The big news today is that the Supreme Court declined to hear three cases involving gun rights. The first was NRA v. ATF, a challenge to 18 U.S.C. § 922(b)(1), which prohibits licensed dealers from selling handguns to individuals under 21 years of age. The second was Lane v. Holder, which challenged the requirement that handguns be purchased in one's home state.
The third was NRA v. McCraw. At issue was Texas law, which denies a license to carry a pistol to anyone under the age of 21. To answer the central question of the case, the Court would have to rule whether the right to keep and bear arms applies outside the home.
So, does their refusal to grant cert mean the issue is dead?
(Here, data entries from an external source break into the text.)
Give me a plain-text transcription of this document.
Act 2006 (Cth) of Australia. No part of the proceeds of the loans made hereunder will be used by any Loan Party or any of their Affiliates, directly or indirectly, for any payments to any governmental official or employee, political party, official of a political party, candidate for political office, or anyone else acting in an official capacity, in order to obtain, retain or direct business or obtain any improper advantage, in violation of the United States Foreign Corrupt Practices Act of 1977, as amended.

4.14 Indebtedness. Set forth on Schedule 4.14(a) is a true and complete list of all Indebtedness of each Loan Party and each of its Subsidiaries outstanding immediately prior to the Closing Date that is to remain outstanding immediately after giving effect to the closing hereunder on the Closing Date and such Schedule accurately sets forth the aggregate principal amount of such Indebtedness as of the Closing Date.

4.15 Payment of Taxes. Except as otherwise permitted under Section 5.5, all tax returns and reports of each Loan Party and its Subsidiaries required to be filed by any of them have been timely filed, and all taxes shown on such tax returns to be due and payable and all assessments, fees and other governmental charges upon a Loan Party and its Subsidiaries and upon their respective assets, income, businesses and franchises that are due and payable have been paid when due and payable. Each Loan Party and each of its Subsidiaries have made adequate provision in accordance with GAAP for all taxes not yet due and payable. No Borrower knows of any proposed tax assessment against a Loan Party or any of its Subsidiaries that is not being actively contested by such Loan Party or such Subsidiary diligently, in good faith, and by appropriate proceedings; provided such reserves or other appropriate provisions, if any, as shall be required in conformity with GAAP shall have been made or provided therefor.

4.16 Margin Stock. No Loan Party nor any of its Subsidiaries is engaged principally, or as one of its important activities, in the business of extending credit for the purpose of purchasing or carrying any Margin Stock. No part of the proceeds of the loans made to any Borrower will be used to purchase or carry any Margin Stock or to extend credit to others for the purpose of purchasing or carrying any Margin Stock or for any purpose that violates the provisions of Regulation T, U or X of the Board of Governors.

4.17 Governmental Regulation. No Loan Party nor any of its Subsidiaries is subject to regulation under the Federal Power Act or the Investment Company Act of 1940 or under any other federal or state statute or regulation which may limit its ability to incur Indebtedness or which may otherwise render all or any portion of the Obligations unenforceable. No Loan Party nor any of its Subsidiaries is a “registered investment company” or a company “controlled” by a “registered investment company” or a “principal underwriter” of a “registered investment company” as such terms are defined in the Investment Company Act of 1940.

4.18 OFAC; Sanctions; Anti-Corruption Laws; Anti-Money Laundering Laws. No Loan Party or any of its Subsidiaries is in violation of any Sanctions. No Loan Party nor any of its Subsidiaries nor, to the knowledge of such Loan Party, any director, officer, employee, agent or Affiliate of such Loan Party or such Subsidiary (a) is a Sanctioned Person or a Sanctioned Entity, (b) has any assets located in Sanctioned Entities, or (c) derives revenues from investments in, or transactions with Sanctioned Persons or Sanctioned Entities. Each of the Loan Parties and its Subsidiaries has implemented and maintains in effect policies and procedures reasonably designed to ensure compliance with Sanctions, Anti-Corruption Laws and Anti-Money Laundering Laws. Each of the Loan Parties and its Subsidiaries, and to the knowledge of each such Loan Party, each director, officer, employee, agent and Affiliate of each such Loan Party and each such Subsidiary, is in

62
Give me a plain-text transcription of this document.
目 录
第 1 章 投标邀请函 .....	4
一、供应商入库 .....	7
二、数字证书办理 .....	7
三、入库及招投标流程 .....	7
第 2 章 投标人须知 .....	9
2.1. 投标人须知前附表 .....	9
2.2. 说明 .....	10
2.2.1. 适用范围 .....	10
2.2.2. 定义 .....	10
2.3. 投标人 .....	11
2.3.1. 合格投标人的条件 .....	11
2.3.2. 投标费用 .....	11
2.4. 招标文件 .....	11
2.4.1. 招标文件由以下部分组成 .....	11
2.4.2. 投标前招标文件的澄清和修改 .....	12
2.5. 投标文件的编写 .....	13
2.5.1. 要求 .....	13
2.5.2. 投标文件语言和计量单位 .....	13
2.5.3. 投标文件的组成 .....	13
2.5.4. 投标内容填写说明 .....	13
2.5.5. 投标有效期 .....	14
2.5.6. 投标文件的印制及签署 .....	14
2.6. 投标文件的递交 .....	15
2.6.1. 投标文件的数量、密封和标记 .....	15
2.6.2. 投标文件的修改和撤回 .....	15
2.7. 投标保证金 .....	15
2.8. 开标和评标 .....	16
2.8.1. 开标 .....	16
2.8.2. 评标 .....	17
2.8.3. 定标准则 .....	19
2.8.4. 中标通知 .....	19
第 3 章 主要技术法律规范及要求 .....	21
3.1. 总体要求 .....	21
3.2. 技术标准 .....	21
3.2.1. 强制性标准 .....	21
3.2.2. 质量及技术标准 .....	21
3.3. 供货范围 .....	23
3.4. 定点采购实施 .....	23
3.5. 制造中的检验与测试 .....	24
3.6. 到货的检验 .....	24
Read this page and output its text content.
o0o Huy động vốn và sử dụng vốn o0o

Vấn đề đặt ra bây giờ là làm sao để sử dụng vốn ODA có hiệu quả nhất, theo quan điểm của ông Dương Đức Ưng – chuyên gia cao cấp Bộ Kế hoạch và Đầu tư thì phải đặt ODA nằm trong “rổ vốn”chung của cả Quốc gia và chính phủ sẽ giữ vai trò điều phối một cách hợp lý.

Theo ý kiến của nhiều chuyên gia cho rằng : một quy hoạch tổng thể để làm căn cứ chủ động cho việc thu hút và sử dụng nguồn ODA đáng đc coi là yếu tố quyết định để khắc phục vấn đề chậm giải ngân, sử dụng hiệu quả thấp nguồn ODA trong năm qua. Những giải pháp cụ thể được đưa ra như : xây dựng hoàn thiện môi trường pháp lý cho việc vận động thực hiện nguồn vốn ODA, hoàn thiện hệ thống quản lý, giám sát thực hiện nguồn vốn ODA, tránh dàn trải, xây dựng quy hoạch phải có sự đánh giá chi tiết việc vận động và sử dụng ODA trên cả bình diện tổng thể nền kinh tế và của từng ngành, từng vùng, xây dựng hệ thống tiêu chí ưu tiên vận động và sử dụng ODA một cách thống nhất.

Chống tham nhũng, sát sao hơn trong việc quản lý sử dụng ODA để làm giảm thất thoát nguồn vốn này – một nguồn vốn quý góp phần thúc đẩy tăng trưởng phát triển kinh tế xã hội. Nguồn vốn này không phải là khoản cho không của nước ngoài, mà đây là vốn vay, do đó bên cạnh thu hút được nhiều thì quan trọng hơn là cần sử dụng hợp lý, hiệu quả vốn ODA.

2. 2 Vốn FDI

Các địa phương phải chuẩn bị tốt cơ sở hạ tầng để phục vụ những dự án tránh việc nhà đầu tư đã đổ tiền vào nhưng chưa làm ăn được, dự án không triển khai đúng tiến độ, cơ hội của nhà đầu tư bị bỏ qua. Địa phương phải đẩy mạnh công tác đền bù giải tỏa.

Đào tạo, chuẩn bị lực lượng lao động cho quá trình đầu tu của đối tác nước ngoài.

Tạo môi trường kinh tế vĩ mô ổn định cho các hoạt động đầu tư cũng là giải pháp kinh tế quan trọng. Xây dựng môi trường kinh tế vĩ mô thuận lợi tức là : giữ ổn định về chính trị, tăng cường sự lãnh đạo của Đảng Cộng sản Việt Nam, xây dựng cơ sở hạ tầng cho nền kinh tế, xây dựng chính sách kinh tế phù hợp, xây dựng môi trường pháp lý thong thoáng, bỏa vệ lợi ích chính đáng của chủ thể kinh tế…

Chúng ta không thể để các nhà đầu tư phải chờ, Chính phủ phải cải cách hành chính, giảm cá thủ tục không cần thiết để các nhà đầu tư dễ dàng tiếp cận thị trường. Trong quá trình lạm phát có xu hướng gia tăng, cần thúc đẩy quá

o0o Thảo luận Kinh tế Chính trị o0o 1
No. These were good cases, but none of them was the right case.
The Second Amendment Foundation and several others have been bringing another set of cases on the matter in the lower courts for three years now. We've lost in three Circuits and won in two. All five decisions were important because they set up a split between the lower courts that the Supreme Court can't ignore. In technical terms, it's called strategery.
Last week's win in the 9th Circuit directly contradicts the 3rd Circuit's ruling in Drake v. Jerejian (formerly Drake v. Filko). The latter case is up for consideration by the Supreme Court as we speak, and it's being run by Alan Gura. Gura represented us quite well before the Supreme Court in Heller and McDonald, and he cleaned the floor with the opposition in Ezell v. Chicago.
I've got a feeling this is the situation the Supreme Court was waiting for, and we've got the right guy on the job.